La promesse d’une vie n’est pas un premier film des plus déshonorants, particulièrement de la part d’un grand acteur aux récents choix de carrière discutables. Revenant sur ses terres natales d’Australie, Russell Crowe incarne un père à la recherche de ses trois fils portés disparus en pleine déchirure tunisienne.

Peu avare dans sa riche reconstitution d’époque, le long-métrage impose visuellement une envie de se frotter à l’épopée romanesque qui parfois créée quelques fulgurances (déchirante scène d’agonie) et témoigne d’un profond respect pour la culture turque.
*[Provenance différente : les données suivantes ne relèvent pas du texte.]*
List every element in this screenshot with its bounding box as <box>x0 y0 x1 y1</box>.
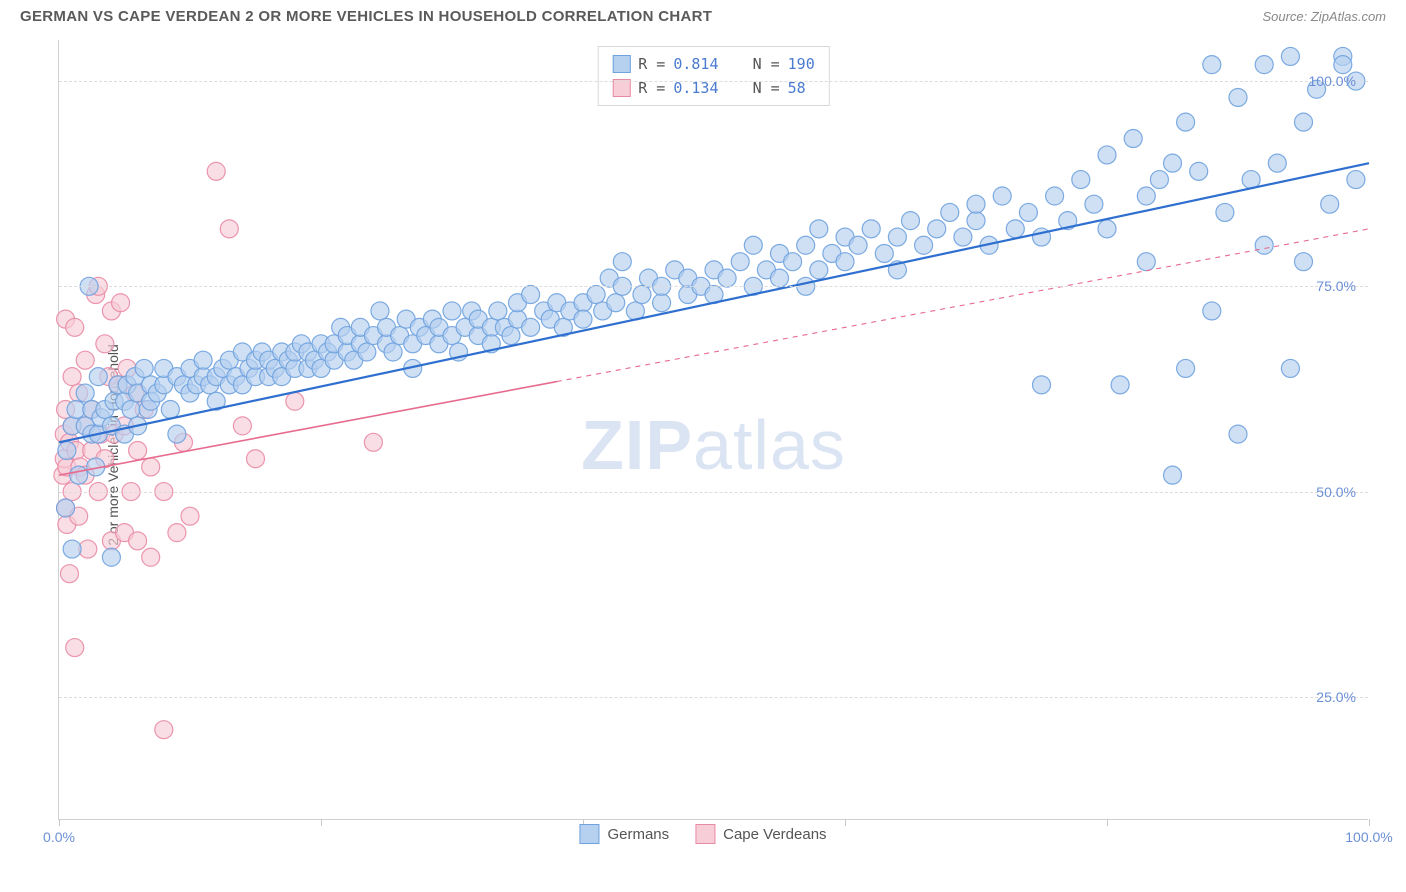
legend-swatch-germans <box>579 824 599 844</box>
stats-row-capeverdeans: R = 0.134 N = 58 <box>612 76 815 100</box>
legend-item-germans: Germans <box>579 824 669 844</box>
y-tick-label: 100.0% <box>1309 73 1356 89</box>
y-tick-label: 25.0% <box>1316 689 1356 705</box>
stats-row-germans: R = 0.814 N = 190 <box>612 52 815 76</box>
y-tick-label: 75.0% <box>1316 278 1356 294</box>
bottom-legend: Germans Cape Verdeans <box>579 824 826 844</box>
swatch-germans <box>612 55 630 73</box>
chart-svg <box>59 40 1369 820</box>
y-tick-label: 50.0% <box>1316 484 1356 500</box>
chart-container: 2 or more Vehicles in Household ZIPatlas… <box>20 40 1386 850</box>
chart-title: GERMAN VS CAPE VERDEAN 2 OR MORE VEHICLE… <box>20 8 712 25</box>
legend-item-capeverdeans: Cape Verdeans <box>695 824 826 844</box>
source-label: Source: ZipAtlas.com <box>1262 9 1386 24</box>
stats-legend: R = 0.814 N = 190 R = 0.134 N = 58 <box>597 46 830 106</box>
legend-swatch-capeverdeans <box>695 824 715 844</box>
x-tick-label: 100.0% <box>1345 829 1392 845</box>
x-tick-label: 0.0% <box>43 829 75 845</box>
plot-area: ZIPatlas R = 0.814 N = 190 R = 0.134 N =… <box>58 40 1368 820</box>
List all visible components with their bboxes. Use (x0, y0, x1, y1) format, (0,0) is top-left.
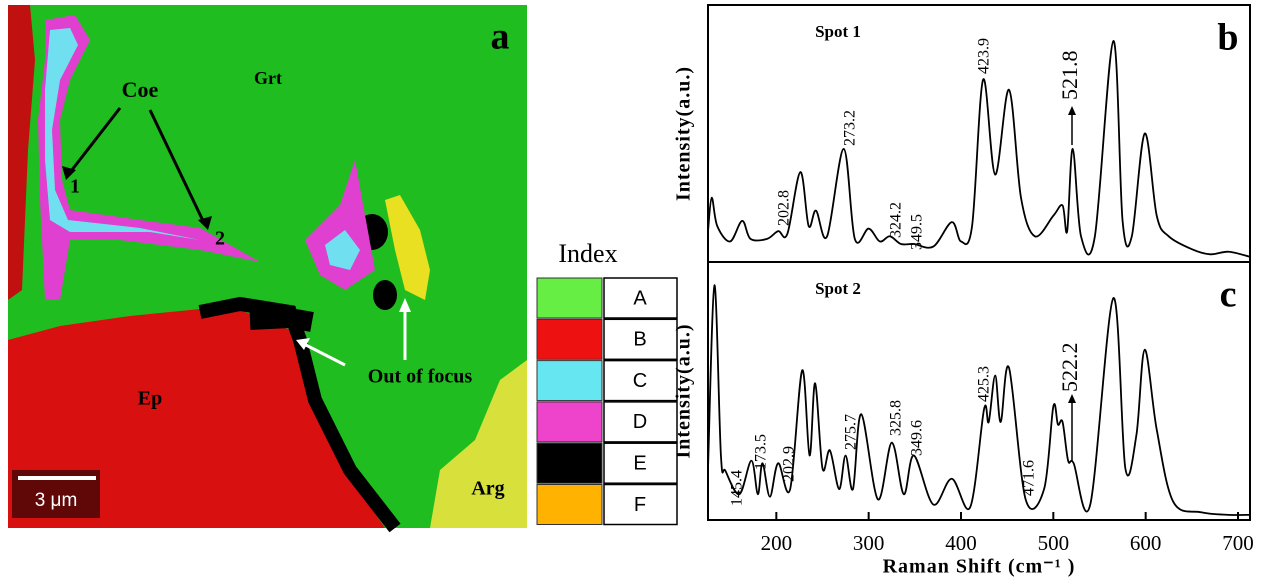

Il faut souligner cet aspect rarement conduit avec une telle intégrité qui paradoxalement tiédit la bouillonnante colère que son point de départ laisse suggérer.

Car à trop vouloir nous asséner un discours sur la tolérance et le pardon au demeurant louable, Crowe coupe progressivement court à tout élan sauvage et verse dans le mélodrame d’un classicisme éprouvé. Témoin de ce versant tout en sûreté, Olga Kurylenko se débat avec un portrait de femme d’un ennui confit dont ne ressort au final qu’une romance mal placée.

La promesse d’une vie sort le 15 Avril en salles.